As for what they are doing, it basically looks like that rather then bind threads to cores, the CPU is internally breaking up the instruction stream, and making its own internal threads in such a way as to avoid pipeline stalls. If you can do this fast enough, I could see increases in single threaded workloads. I'm very much interested how the hundreds-of-threads cases looks though, because I could see this falling flat there.

But I guess the idea would be that you don't need anything beyond a single-threaded workload since it will be internally split across the hardware anyway. The only reason I could see for using multiple threads in programming on these systems is if you want asynchronous processing.

Next on my list of silly questions to ask: why couldn't this technology be implemented in GPUs, where (from what I understand) gains should be even larger since there are so many more cores to take advantage of?

 

[gamerk316]

Ah! I missed that. Didn't realize it was hardware virtualizing ARM instructions. You're pretty much spot on about the code conversion then. Doubt it's at all possible to parallelize x86 though simply due to race issues, cache and branch prediction.

It's doable though, and I don't think the performance would be excessive if done in HW. At the end of the day, most CPU's at their lowest level are executing the same instructions, so you just need a really fast way to equate the different instructions for various architectures. I could see a 5-10% performance hit on conversion.

As for what they are doing, it basically looks like that rather then bind threads to cores, the CPU is internally breaking up the instruction stream, and making its own internal threads in such a way as to avoid pipeline stalls. If you can do this fast enough, I could see increases in single threaded workloads. I'm very much interested how the hundreds-of-threads cases looks though, because I could see this falling flat there.

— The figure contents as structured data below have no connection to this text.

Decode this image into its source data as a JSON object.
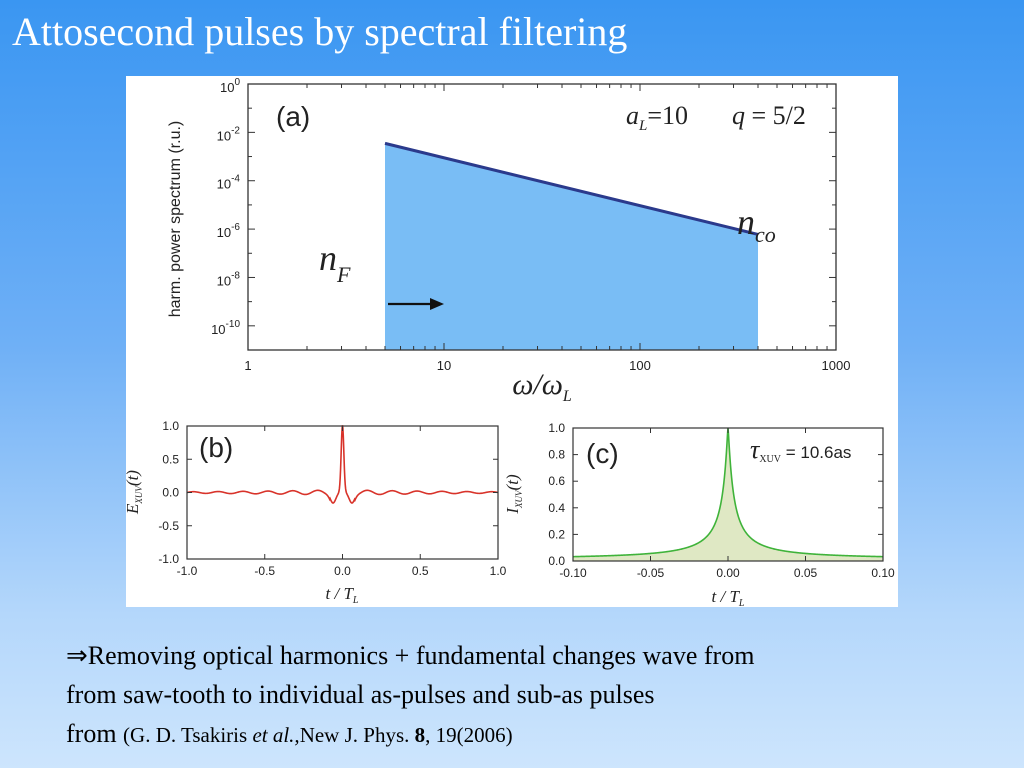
{
  "slide": {
    "title": "Attosecond pulses by spectral filtering"
  },
  "caption": {
    "arrow": "⇒",
    "line1": "Removing optical harmonics + fundamental changes wave from",
    "line2": "from saw-tooth to individual as-pulses and  sub-as pulses",
    "line3_prefix": "from ",
    "ref_authors": "(G. D. Tsakiris ",
    "ref_etal": "et al.,",
    "ref_journal": "New J. Phys. ",
    "ref_volume": "8",
    "ref_pages": ", 19(2006)"
  },
  "panels": {
    "a": {
      "label": "(a)",
      "param_aL": "a",
      "param_aL_sub": "L",
      "param_aL_val": "=10",
      "param_q": "q",
      "param_q_val": " = 5/2",
      "n_F": "n",
      "n_F_sub": "F",
      "n_co": "n",
      "n_co_sub": "co",
      "xlabel_main": "ω/ω",
      "xlabel_sub": "L",
      "ylabel": "harm. power spectrum (r.u.)",
      "xticks": [
        "1",
        "10",
        "100",
        "1000"
      ],
      "yticks": [
        {
          "base": "10",
          "exp": "0"
        },
        {
          "base": "10",
          "exp": "-2"
        },
        {
          "base": "10",
          "exp": "-4"
        },
        {
          "base": "10",
          "exp": "-6"
        },
        {
          "base": "10",
          "exp": "-8"
        },
        {
          "base": "10",
          "exp": "-10"
        }
      ]
    },
    "b": {
      "label": "(b)",
      "ylabel_main": "E",
      "ylabel_sub": "XUV",
      "ylabel_tail": "(t)",
      "xlabel_main": "t / T",
      "xlabel_sub": "L",
      "xticks": [
        "-1.0",
        "-0.5",
        "0.0",
        "0.5",
        "1.0"
      ],
      "yticks": [
        "1.0",
        "0.5",
        "0.0",
        "-0.5",
        "-1.0"
      ]
    },
    "c": {
      "label": "(c)",
      "tau_symbol": "τ",
      "tau_sub": "XUV",
      "tau_value": " = 10.6as",
      "ylabel_main": "I",
      "ylabel_sub": "XUV",
      "ylabel_tail": "(t)",
      "xlabel_main": "t / T",
      "xlabel_sub": "L",
      "xticks": [
        "-0.10",
        "-0.05",
        "0.00",
        "0.05",
        "0.10"
      ],
      "yticks": [
        "1.0",
        "0.8",
        "0.6",
        "0.4",
        "0.2",
        "0.0"
      ]
    }
  },
  "colors": {
    "spectrum_fill": "#79bdf5",
    "spectrum_line": "#2b3a8c",
    "field_line": "#d8332a",
    "intensity_line": "#3fb33a",
    "intensity_fill": "#dfe8c4"
  },
  "chart_data": [
    {
      "type": "area",
      "panel": "a",
      "xscale": "log",
      "yscale": "log",
      "xlim": [
        1,
        1000
      ],
      "ylim": [
        1e-11,
        1
      ],
      "x": [
        5,
        400
      ],
      "y": [
        0.0035,
        6e-07
      ],
      "cutoff_low": 5,
      "cutoff_high": 400
    },
    {
      "type": "line",
      "panel": "b",
      "xlim": [
        -1.0,
        1.0
      ],
      "ylim": [
        -1.0,
        1.0
      ],
      "grid": false,
      "peak": {
        "x": 0.0,
        "y": 1.0
      },
      "baseline": 0.0,
      "ripple_amplitude": 0.04
    },
    {
      "type": "area",
      "panel": "c",
      "xlim": [
        -0.1,
        0.1
      ],
      "ylim": [
        0.0,
        1.0
      ],
      "grid": false,
      "peak": {
        "x": 0.0,
        "y": 1.0
      },
      "baseline": 0.0
    }
  ]
}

But I guess the idea would be that you don't need anything beyond a single-threaded workload since it will be internally split across the hardware anyway. The only reason I could see for using multiple threads in programming on these systems is if you want asynchronous processing.

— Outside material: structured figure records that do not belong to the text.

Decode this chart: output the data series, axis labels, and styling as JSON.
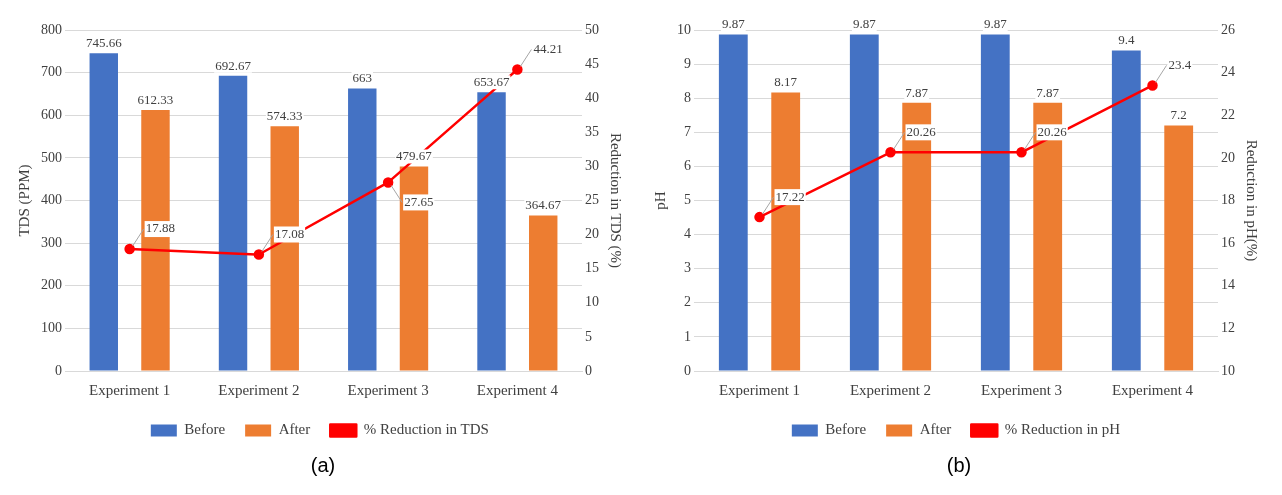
{
  "chart_data": [
    {
      "type": "bar",
      "categories": [
        "Experiment 1",
        "Experiment 2",
        "Experiment 3",
        "Experiment 4"
      ],
      "ylabel": "TDS (PPM)",
      "y2label": "Reduction in TDS (%)",
      "ylim": [
        0,
        800
      ],
      "yticks": [
        0,
        100,
        200,
        300,
        400,
        500,
        600,
        700,
        800
      ],
      "y2lim": [
        0,
        50
      ],
      "y2ticks": [
        0,
        5,
        10,
        15,
        20,
        25,
        30,
        35,
        40,
        45,
        50
      ],
      "grid": "y",
      "legend": "bottom",
      "data_labels": true,
      "annotations": [
        "(a)"
      ],
      "series": [
        {
          "name": "Before",
          "color": "#4472c4",
          "values": [
            745.66,
            692.67,
            663,
            653.67
          ]
        },
        {
          "name": "After",
          "color": "#ed7d31",
          "values": [
            612.33,
            574.33,
            479.67,
            364.67
          ]
        },
        {
          "name": "% Reduction in TDS",
          "type": "line",
          "axis": "y2",
          "color": "#ff0000",
          "marker": "circle",
          "values": [
            17.88,
            17.08,
            27.65,
            44.21
          ]
        }
      ]
    },
    {
      "type": "bar",
      "categories": [
        "Experiment 1",
        "Experiment 2",
        "Experiment 3",
        "Experiment 4"
      ],
      "ylabel": "pH",
      "y2label": "Reduction in pH(%)",
      "ylim": [
        0,
        10
      ],
      "yticks": [
        0,
        1,
        2,
        3,
        4,
        5,
        6,
        7,
        8,
        9,
        10
      ],
      "y2lim": [
        10,
        26
      ],
      "y2ticks": [
        10,
        12,
        14,
        16,
        18,
        20,
        22,
        24,
        26
      ],
      "grid": "y",
      "legend": "bottom",
      "data_labels": true,
      "annotations": [
        "(b)"
      ],
      "series": [
        {
          "name": "Before",
          "color": "#4472c4",
          "values": [
            9.87,
            9.87,
            9.87,
            9.4
          ]
        },
        {
          "name": "After",
          "color": "#ed7d31",
          "values": [
            8.17,
            7.87,
            7.87,
            7.2
          ]
        },
        {
          "name": "% Reduction in pH",
          "type": "line",
          "axis": "y2",
          "color": "#ff0000",
          "marker": "circle",
          "values": [
            17.22,
            20.26,
            20.26,
            23.4
          ]
        }
      ]
    }
  ]
}
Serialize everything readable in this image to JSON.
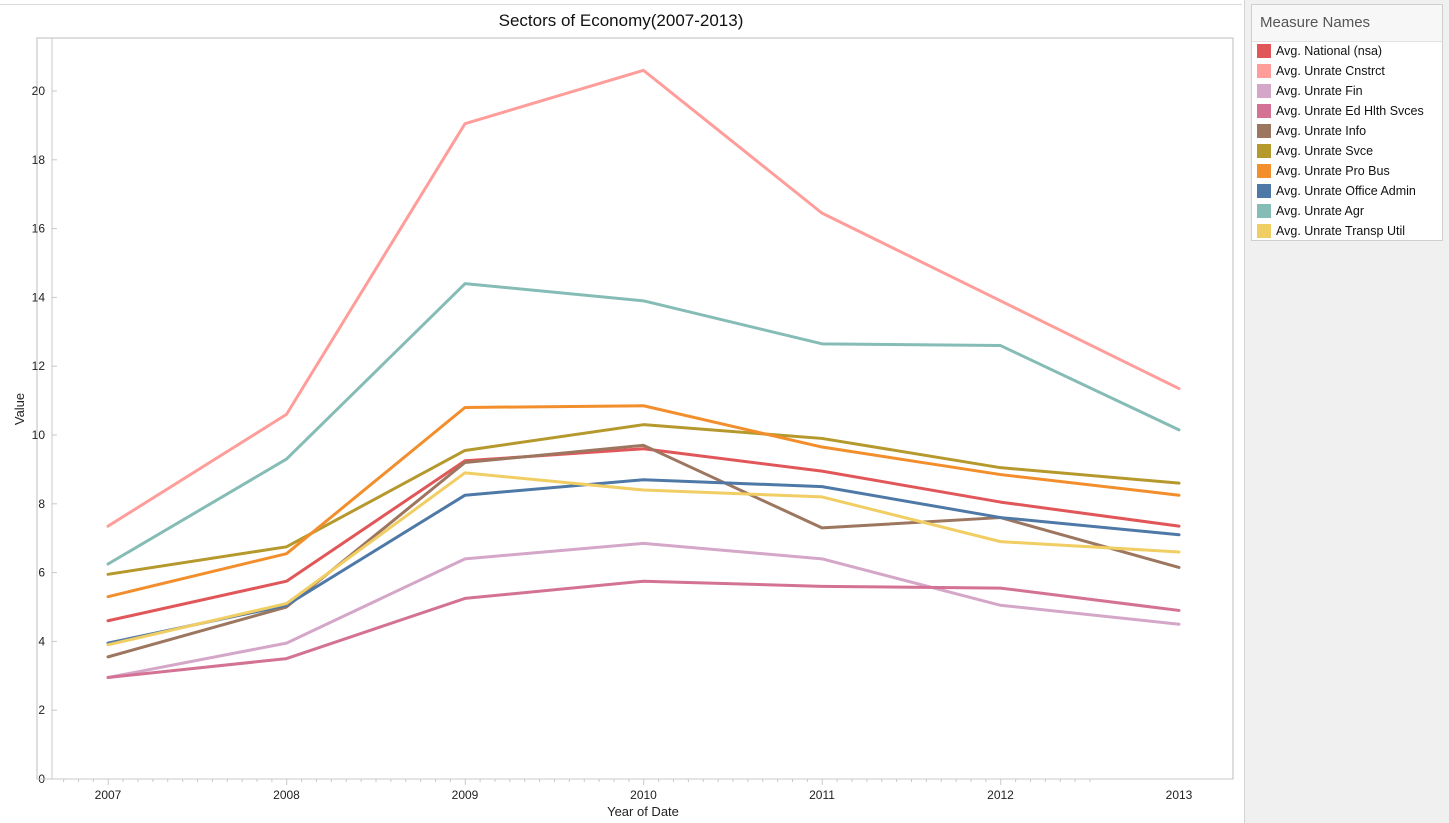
{
  "chart_data": {
    "type": "line",
    "title": "Sectors of Economy(2007-2013)",
    "xlabel": "Year of Date",
    "ylabel": "Value",
    "categories": [
      "2007",
      "2008",
      "2009",
      "2010",
      "2011",
      "2012",
      "2013"
    ],
    "ylim": [
      0,
      21.5
    ],
    "yticks": [
      0,
      2,
      4,
      6,
      8,
      10,
      12,
      14,
      16,
      18,
      20
    ],
    "grid": false,
    "legend_title": "Measure Names",
    "legend_position": "right",
    "series": [
      {
        "name": "Avg. National (nsa)",
        "color": "#e15759",
        "values": [
          4.6,
          5.75,
          9.25,
          9.6,
          8.95,
          8.05,
          7.35
        ]
      },
      {
        "name": "Avg. Unrate Cnstrct",
        "color": "#ff9d9a",
        "values": [
          7.35,
          10.6,
          19.05,
          20.6,
          16.45,
          13.9,
          11.35
        ]
      },
      {
        "name": "Avg. Unrate Fin",
        "color": "#d4a6c8",
        "values": [
          2.95,
          3.95,
          6.4,
          6.85,
          6.4,
          5.05,
          4.5
        ]
      },
      {
        "name": "Avg. Unrate Ed Hlth Svces",
        "color": "#d37295",
        "values": [
          2.95,
          3.5,
          5.25,
          5.75,
          5.6,
          5.55,
          4.9
        ]
      },
      {
        "name": "Avg. Unrate Info",
        "color": "#9d7660",
        "values": [
          3.55,
          5.0,
          9.2,
          9.7,
          7.3,
          7.6,
          6.15
        ]
      },
      {
        "name": "Avg. Unrate Svce",
        "color": "#b6992d",
        "values": [
          5.95,
          6.75,
          9.55,
          10.3,
          9.9,
          9.05,
          8.6
        ]
      },
      {
        "name": "Avg. Unrate Pro Bus",
        "color": "#f28e2b",
        "values": [
          5.3,
          6.55,
          10.8,
          10.85,
          9.65,
          8.85,
          8.25
        ]
      },
      {
        "name": "Avg. Unrate Office Admin",
        "color": "#4e79a7",
        "values": [
          3.95,
          5.05,
          8.25,
          8.7,
          8.5,
          7.6,
          7.1
        ]
      },
      {
        "name": "Avg. Unrate Agr",
        "color": "#86bcb6",
        "values": [
          6.25,
          9.3,
          14.4,
          13.9,
          12.65,
          12.6,
          10.15
        ]
      },
      {
        "name": "Avg. Unrate Transp Util",
        "color": "#f1ce63",
        "values": [
          3.9,
          5.1,
          8.9,
          8.4,
          8.2,
          6.9,
          6.6
        ]
      }
    ]
  }
}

Next on my list of silly questions to ask: why couldn't this technology be implemented in GPUs, where (from what I understand) gains should be even larger since there are so many more cores to take advantage of?

GPUs aren't designed to handle serial workloads. For those tasks, their performance STINKS compared to CPUs. So it's kinda pointless to design a GPU to improve single-threaded IPC, since you'll never send those types of workloads to a GPU in the first place.